Birçoğumuz aşkın serbestisini modern dönemlerin sonuna, post-modern dönemlerin başlangıcına yaslar. Aşk öncesinde sanki hep baskı altındaymış, hep kurallara dayalı yaşanmak zorunda kalınmış gibi görülür.
Genç olan kuşak konu aşk olunca önceki kuşağı genellikle bağnaz, gerici ya da geleneksel farz eder. Ama bunun sebebi, her ne kadar çoğunluğu bunları okumamış ya da duymamış olsa da, bir 12’nci yüzyıl peri masalı olan Tristan ve İsolde efsanesini yahut Dünya Hatun’un arzunun sayfalarından o denli taşan öyküsünü bilmiyor olmaları değildir. Sadece her genç kuşak böylelikle kendi aşkına hiçbir kuşakta olmadığını sandığı bir bağımsızlık yükler ki, bu da o kuşağa ziyadesiyle bir özgürlük alanı açar. Ve sadece aşk, her dönem aynı dinamiği sil baştan tekrar ederek, kendisini yeniden ve yeniden var eder. İşte bundan ötürü de bir yeniliğe ihtiyaç duymaz.
Aşkın dinamiği bir yeniliğe ihtiyaç duyması da değildir. Her yeni doğanın, en farklı elbisesini kuşandığını sandığı, hep bilinen, o tanıdık, bildik dinamikle yaşatılan tekerrür halidir bir yerde aşk. Kamasutra’nın binlerce yıl geçse de popülerliğini korumasını ya da Bin Bir Gece Masallarının sürekli yeniden gün yüzüne çıkmasını sağlayan da insanın içerisinde kendisini sürekli tekrar eden bu kısır döngü, bu yeniden var oluş düzeneğidir bir yerde. Kısır döngünün doğası da odur zaten. Bir şeyin kendisini noktasına ve virgülüne dahi dokunmadan tekrar ve tekrar var etmesi…
Tolkein boşuna “dünyayı ve yaşamı basit insanların her gün yaptıkları dönüştürür…” dememiştir ya da Bernardin de Saint – Pierre, “insanı insanlığın üstüne yükselten” bir kusursuz aşkı 1789 Devrimi’nden hemen sonra öylesine yüceltmemiştir.

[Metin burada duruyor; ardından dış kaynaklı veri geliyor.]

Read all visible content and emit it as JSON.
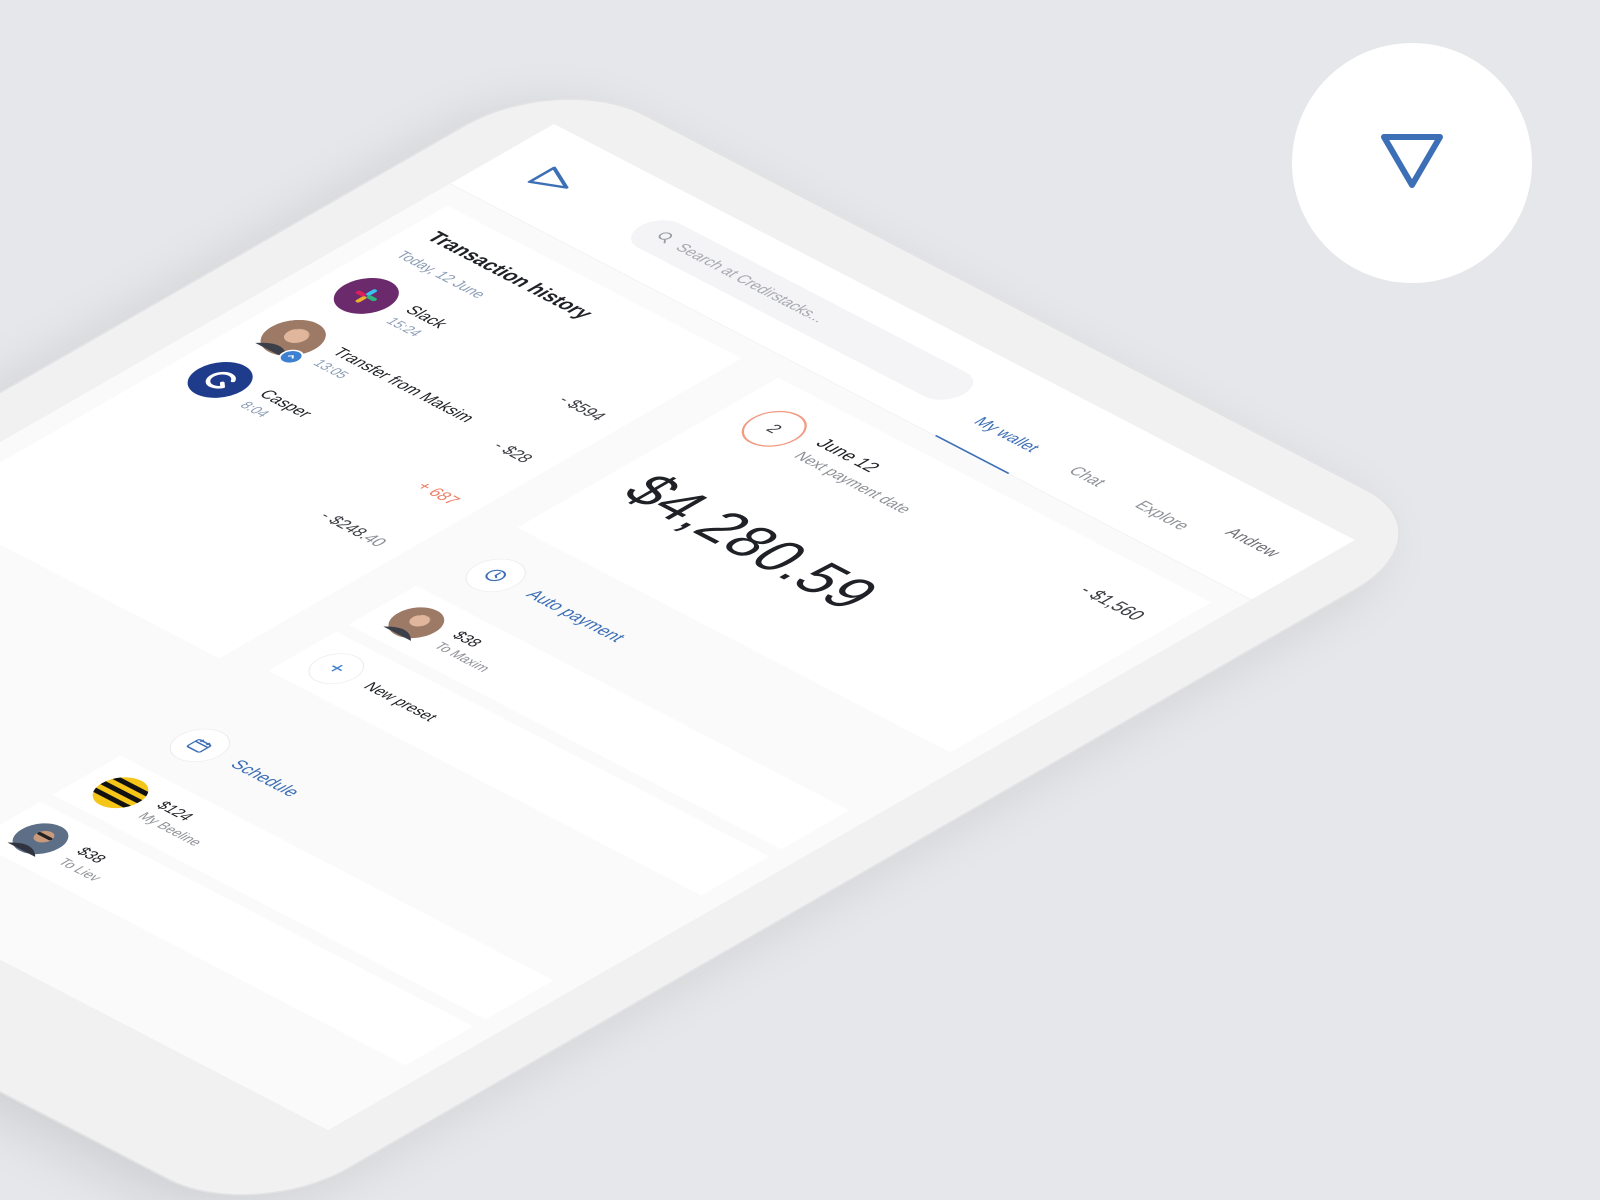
{
  "app": {
    "search_placeholder": "Search at Credirstacks...",
    "tabs": [
      {
        "label": "My wallet",
        "active": true
      },
      {
        "label": "Chat",
        "active": false
      },
      {
        "label": "Explore",
        "active": false
      }
    ],
    "user_name": "Andrew"
  },
  "history": {
    "title": "Transaction history",
    "date": "Today, 12 June",
    "transactions": [
      {
        "name": "Slack",
        "time": "15:24",
        "amount": "- $594",
        "icon": "slack-logo"
      },
      {
        "name": "Transfer from Maksim",
        "time": "13:05",
        "amount": "- $28",
        "icon": "avatar-maksim"
      },
      {
        "name": "Casper",
        "time": "8:04",
        "amount": "+ 687",
        "icon": "casper-logo"
      },
      {
        "name": "",
        "time": "",
        "amount_main": "- $248.",
        "amount_cents": "40"
      }
    ]
  },
  "wallet": {
    "next_payment": {
      "days_left": "2",
      "date": "June 12",
      "label": "Next payment date",
      "amount": "- $1,560"
    },
    "balance": "$4,280.59",
    "auto_payment": {
      "label": "Auto payment",
      "presets": [
        {
          "amount": "$38",
          "label": "To Maxim"
        },
        {
          "label": "New preset"
        }
      ]
    },
    "schedule": {
      "label": "Schedule",
      "items": [
        {
          "amount": "$124",
          "label": "My Beeline"
        },
        {
          "amount": "$38",
          "label": "To Liev"
        }
      ]
    }
  },
  "colors": {
    "accent": "#3d6fb6",
    "positive": "#ee7c63",
    "slack": "#6b2a6b",
    "casper": "#1f3b8c",
    "beeline": "#f5c518"
  }
}
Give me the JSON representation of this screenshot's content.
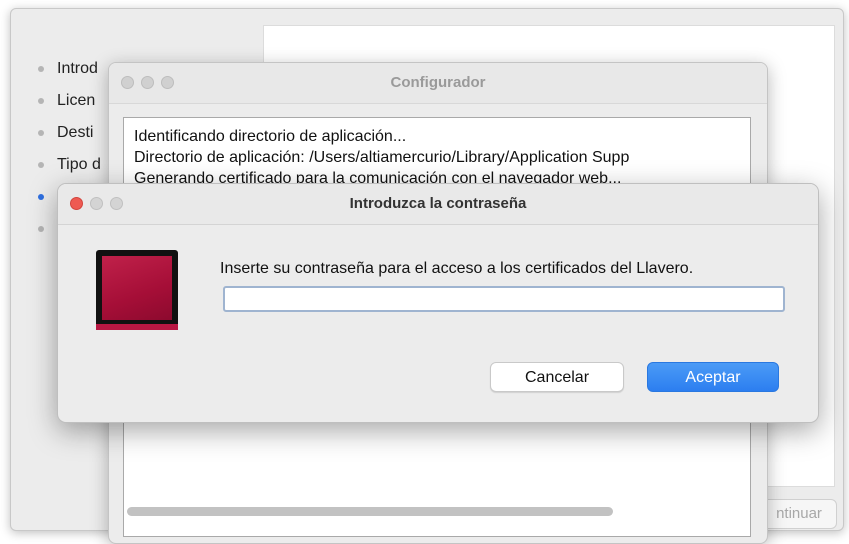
{
  "installer": {
    "sidebar_items": [
      {
        "label": "Introd"
      },
      {
        "label": "Licen"
      },
      {
        "label": "Desti"
      },
      {
        "label": "Tipo d"
      },
      {
        "label": ""
      },
      {
        "label": ""
      }
    ],
    "continue_label": "ntinuar"
  },
  "configurador": {
    "title": "Configurador",
    "log_lines": [
      "Identificando directorio de aplicación...",
      "Directorio de aplicación: /Users/altiamercurio/Library/Application Supp",
      "Generando certificado para la comunicación con el navegador web..."
    ]
  },
  "dialog": {
    "title": "Introduzca la contraseña",
    "prompt": "Inserte su contraseña para el acceso a los certificados del Llavero.",
    "password_value": "",
    "cancel_label": "Cancelar",
    "accept_label": "Aceptar"
  },
  "colors": {
    "accent": "#2c7ef0",
    "close_button": "#ee5a52",
    "app_icon": "#a50e37"
  }
}
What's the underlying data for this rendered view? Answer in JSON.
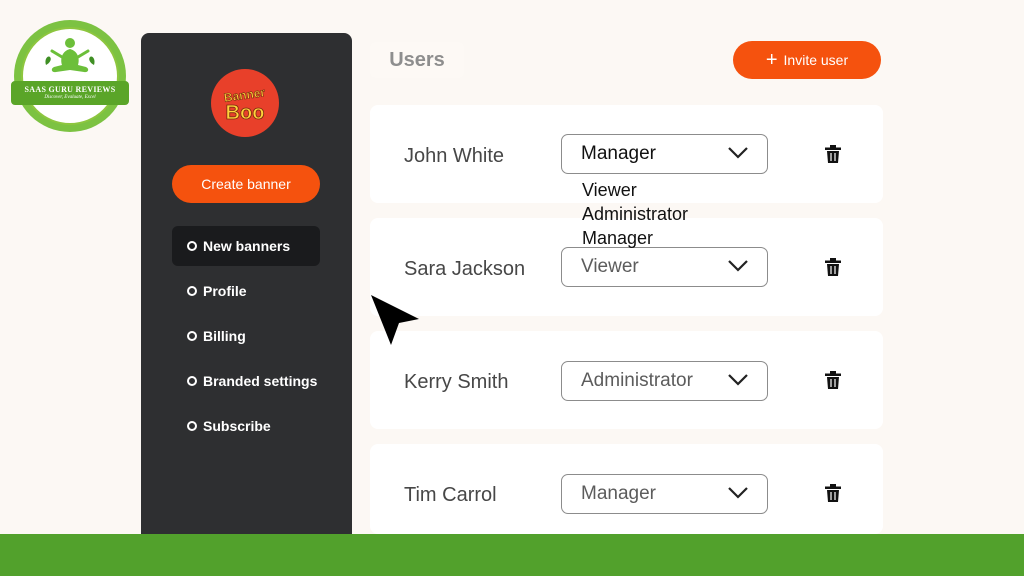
{
  "watermark": {
    "title": "SAAS GURU REVIEWS",
    "tagline": "Discover, Evaluate, Excel"
  },
  "sidebar": {
    "logo_text": "BANNER BOO",
    "create_button": "Create banner",
    "items": [
      {
        "label": "New banners",
        "active": true
      },
      {
        "label": "Profile",
        "active": false
      },
      {
        "label": "Billing",
        "active": false
      },
      {
        "label": "Branded settings",
        "active": false
      },
      {
        "label": "Subscribe",
        "active": false
      }
    ]
  },
  "header": {
    "title": "Users",
    "invite_button": "Invite user"
  },
  "users": [
    {
      "name": "John White",
      "role": "Manager"
    },
    {
      "name": "Sara Jackson",
      "role": "Viewer"
    },
    {
      "name": "Kerry Smith",
      "role": "Administrator"
    },
    {
      "name": "Tim Carrol",
      "role": "Manager"
    }
  ],
  "role_dropdown": {
    "options": [
      "Viewer",
      "Administrator",
      "Manager"
    ]
  },
  "colors": {
    "accent": "#f5520e",
    "sidebar_bg": "#2e2f31",
    "footer_green": "#52a12c",
    "page_bg": "#fcf8f4"
  }
}
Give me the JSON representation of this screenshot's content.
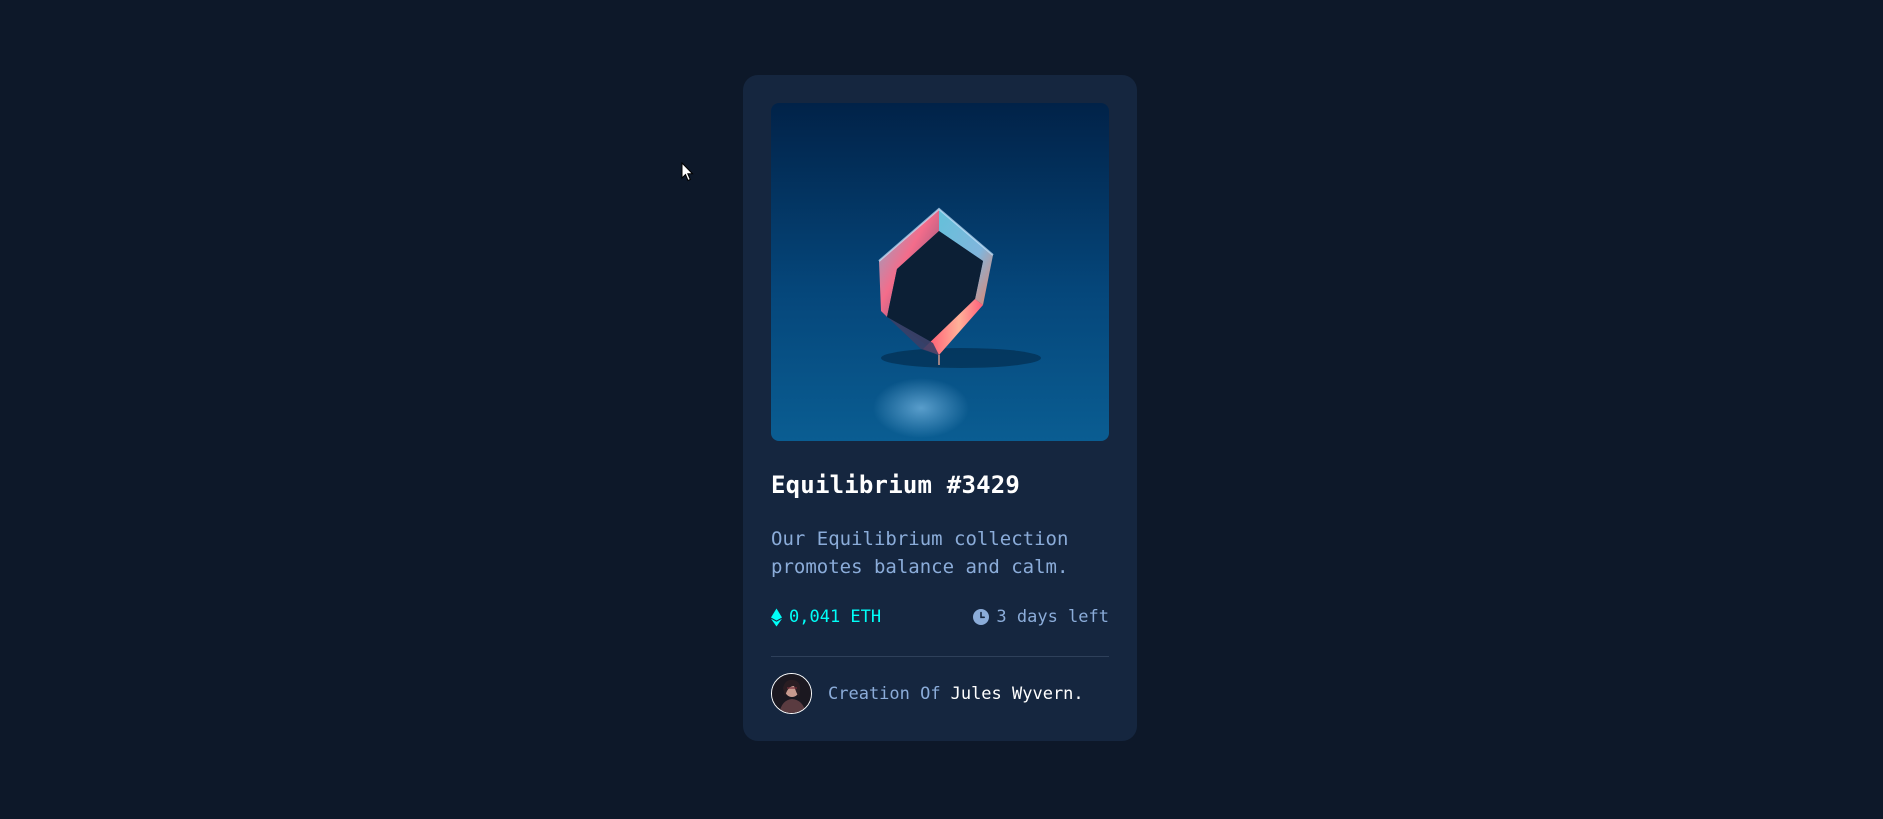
{
  "card": {
    "title": "Equilibrium #3429",
    "description": "Our Equilibrium collection promotes balance and calm.",
    "price": "0,041 ETH",
    "time_left": "3 days left",
    "creator_prefix": "Creation Of",
    "creator_name": "Jules Wyvern."
  },
  "icons": {
    "price": "ethereum-icon",
    "time": "clock-icon",
    "cursor": "mouse-pointer-icon"
  },
  "colors": {
    "page_bg": "#0d1829",
    "card_bg": "#15263f",
    "title": "#ffffff",
    "soft_blue": "#8bacd9",
    "cyan": "#00fff8",
    "divider": "#2e405a"
  }
}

Klasik çağda Fénelon her ne kadar, “aşk tüm deniz kazalarından daha korkutucudur…” dese de ya da on sekizinci yüz yılda mahremiyet devrimi icat edilse de Don Quijoteler, dağları delen Ferhat hikâyeleri, samanlıklarda, çayırlarda bile yeşeren özgürlük bu baskıyı sürekli delmiş ve her seferinde “devlet bile daha fazla insanla dolmuştur.”
İronik olarak aşkın tekrarı ya öldürür ya dönüştürür. Ama karşısına çıkan yeni olanın baskın halini çıktığı haliyle bırakmaz. Yine ironik bir dizgeyle kendisini var etmek için yeninin baskısından beslenir. Her yeni, bir acı kültürüyle doğar ve acı aşkın kaosu, arkhesi, ana kaynağı olur. Bu da aşkın kaotik var oluş halidir.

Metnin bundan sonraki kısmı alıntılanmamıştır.